Some business models such as the Security industry may benefit from live feed capability from vehicle cameras. Supervisors can view live video to consult with and advise the field employee. Managers can view job site progress and several jobs without leaving the office. Live feeds need to be used responsibly. If you forget to turn off the feed and leave for lunch, extreme data overage is the likely result.

You can see examples of video from a variety of cameras as well as installation tips on our YouTube channel.

Monitor your Data Consumption

If your system offers a feature to monitor how much data you have used, check weekly to see that you are within your data plan limits. Becoming familiar with how much data you are using will allow you to get the most out of your vehicle camera system without incurring costly overages.

data consumption


In-Cab Video Data Management

Data File Size

Be careful what you change to avoid expensive data overage fees

Controlling Costs

Understanding how camera settings impact your video quality and monthly cost will ensure you find a balance between the two. In general, the default settings have been found to be the best for the average customer. Changing these can increase your cost exponentially so be careful. In-cab video (ICV) is all about data transfer cost. The smaller the video files and the fewer you transmit, the less chance there is for expensive overage fees. These variables also determine how much data can be stored on the SD card in a looping memory. If you normally get 300 hours of recordings, you would only get 150 if you double the size of the data files. Learn more

File Sizes

There are 3 primary variables that impact the data volume used from the monthly data plan. Testing should be done on 1 camera before making changes to all to avoid expensive overage fees.

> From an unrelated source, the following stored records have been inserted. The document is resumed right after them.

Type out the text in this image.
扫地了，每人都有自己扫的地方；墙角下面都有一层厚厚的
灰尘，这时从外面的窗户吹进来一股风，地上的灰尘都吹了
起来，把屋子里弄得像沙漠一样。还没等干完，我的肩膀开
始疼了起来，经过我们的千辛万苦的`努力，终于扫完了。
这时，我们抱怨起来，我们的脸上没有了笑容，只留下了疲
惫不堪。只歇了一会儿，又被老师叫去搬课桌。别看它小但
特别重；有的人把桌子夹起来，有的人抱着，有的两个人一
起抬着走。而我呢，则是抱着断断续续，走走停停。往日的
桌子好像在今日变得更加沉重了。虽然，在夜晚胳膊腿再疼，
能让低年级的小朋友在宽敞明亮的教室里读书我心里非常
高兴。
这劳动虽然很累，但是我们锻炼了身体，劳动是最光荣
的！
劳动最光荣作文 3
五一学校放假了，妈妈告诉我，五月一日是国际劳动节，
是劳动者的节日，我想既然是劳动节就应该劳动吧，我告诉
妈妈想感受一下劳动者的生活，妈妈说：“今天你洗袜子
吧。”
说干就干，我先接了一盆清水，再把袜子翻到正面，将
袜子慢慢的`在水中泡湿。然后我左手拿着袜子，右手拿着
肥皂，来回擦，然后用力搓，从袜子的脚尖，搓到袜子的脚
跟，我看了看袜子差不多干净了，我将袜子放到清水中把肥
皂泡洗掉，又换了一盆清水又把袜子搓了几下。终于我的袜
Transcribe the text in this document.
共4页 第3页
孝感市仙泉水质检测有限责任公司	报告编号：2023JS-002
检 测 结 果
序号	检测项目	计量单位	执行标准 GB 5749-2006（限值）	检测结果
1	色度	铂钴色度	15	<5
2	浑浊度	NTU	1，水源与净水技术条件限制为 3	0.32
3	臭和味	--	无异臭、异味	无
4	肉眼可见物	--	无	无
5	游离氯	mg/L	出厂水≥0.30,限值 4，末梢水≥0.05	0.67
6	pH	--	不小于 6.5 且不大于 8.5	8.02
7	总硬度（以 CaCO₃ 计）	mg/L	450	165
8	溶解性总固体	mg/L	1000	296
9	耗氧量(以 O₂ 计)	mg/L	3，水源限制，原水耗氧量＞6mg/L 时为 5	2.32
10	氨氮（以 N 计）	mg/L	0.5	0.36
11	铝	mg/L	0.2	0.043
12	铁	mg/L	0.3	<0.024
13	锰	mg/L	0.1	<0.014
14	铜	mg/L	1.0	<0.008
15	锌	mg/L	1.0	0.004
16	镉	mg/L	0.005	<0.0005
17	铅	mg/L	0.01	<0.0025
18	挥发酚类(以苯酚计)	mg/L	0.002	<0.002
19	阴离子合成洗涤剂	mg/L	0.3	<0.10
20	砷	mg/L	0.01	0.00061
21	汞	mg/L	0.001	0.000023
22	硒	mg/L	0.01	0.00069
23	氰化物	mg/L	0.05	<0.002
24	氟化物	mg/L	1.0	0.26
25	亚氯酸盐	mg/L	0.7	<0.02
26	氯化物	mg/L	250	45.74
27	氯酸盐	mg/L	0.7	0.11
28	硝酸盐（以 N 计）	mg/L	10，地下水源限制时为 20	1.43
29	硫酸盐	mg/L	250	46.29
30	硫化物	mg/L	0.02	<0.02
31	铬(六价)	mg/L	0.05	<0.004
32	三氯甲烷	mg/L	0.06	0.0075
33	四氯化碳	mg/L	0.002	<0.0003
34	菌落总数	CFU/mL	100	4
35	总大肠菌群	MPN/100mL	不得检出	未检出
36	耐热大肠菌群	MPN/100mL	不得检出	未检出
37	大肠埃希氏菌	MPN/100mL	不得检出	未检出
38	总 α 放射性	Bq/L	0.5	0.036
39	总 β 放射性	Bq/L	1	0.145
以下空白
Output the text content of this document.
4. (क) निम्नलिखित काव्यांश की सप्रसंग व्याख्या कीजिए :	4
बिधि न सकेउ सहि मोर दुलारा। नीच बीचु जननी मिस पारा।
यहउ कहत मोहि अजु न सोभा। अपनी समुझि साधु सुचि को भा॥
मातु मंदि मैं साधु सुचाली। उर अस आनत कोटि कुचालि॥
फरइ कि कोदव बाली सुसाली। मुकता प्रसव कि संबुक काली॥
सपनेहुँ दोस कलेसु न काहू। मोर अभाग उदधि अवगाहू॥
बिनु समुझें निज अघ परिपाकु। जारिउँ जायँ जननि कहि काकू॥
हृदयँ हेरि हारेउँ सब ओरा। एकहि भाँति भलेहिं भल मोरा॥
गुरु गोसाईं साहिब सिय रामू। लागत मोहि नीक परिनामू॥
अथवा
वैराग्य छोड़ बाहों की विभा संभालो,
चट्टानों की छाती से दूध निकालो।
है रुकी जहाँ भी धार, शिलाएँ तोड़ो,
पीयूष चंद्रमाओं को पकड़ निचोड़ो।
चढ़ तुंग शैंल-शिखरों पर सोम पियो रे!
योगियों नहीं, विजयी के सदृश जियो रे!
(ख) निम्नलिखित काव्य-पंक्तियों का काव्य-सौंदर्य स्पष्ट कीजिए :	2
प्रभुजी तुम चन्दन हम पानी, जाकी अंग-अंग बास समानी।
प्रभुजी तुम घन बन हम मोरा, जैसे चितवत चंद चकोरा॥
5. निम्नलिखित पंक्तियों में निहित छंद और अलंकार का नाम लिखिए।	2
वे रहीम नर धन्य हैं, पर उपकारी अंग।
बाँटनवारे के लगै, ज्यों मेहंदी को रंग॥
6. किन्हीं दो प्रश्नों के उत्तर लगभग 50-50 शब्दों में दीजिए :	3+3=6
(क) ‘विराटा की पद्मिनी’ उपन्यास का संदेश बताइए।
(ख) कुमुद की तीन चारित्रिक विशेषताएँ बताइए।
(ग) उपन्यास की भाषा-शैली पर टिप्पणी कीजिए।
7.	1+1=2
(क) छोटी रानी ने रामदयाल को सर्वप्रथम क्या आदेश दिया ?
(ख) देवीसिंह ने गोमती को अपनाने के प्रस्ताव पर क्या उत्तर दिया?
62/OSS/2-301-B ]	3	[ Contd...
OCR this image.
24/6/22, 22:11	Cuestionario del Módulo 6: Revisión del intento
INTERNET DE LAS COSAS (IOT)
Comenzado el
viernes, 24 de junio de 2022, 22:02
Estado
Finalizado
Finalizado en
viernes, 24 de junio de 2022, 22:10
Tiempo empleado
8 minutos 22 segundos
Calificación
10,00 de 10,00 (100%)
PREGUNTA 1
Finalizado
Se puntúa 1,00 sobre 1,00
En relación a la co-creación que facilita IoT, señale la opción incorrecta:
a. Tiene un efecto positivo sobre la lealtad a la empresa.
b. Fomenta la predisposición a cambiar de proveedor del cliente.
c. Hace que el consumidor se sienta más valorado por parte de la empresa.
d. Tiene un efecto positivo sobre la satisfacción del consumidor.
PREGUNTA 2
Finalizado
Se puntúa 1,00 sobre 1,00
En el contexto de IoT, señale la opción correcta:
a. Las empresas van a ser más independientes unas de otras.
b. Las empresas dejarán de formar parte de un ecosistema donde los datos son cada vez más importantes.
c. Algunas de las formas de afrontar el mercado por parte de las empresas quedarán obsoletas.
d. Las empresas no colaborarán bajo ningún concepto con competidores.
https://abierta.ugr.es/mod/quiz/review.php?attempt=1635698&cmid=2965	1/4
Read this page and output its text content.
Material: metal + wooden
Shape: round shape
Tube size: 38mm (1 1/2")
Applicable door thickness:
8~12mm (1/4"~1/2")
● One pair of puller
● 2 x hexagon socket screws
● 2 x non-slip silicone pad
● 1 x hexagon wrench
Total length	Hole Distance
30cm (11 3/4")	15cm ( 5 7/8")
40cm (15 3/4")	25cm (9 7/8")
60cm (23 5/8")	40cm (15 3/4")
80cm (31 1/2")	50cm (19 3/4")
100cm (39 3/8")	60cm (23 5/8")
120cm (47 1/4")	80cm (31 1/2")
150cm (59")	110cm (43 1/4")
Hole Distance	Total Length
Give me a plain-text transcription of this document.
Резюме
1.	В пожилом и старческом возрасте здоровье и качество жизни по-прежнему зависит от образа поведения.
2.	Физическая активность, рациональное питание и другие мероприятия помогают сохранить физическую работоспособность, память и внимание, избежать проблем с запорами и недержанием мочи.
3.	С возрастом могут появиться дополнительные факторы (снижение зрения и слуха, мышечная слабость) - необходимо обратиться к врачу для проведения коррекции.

  1. Frame-rate-per second (fps) – The number of images that are captured per second. 7 fps is about what the eye can see. Moving this to 14 fps will double the data being transmitted and consume more of your data plan.
  2. Resolution – The quality of the images captured can make a big difference in the file size. This impacts the data transmitted as well. A standard resolution image is often good enough and produces a file of 2 megs. Going to HD might make the same file 8 megs or 400% more data.
  3. Exception settings – Video exceptions should be for the most important exceptions only. Exceptions such as accident detection or movement after-hours should produce video clips. Creating video exceptions for speeding events could create an excessive amount of exception videos that have no real value. Each in-cab video deducts from your data bucket so choose wisely. If you opted for the live streaming service, leave some data available to stream a few times per month without going over your data plan.

Live Video

Live video is an option for some in-cab camera systems. This enables a user online to “see” through the camera and view in the cab or outside the vehicle. This can be handy in specific applications but it consumes a lot of data. Live streaming should be limited to special situations or spot checking. Live streaming cannot be run continuously due to the cost so most cameras timeout after 60 seconds. You can then enable it over and over if needed.

SD Cards

The in-cab video cameras contain an SD card to store video continuously. The number of hours that can be recorded depends on the above variables as well as the size of the SD card itself. 64 gig cards hold a lot of data. If you use a slow or smaller SD card you can run into issues. If an event is not captured as an exception video clip, the SD card can be inserted into a computer and the looping video reviewed to find a particular date and time.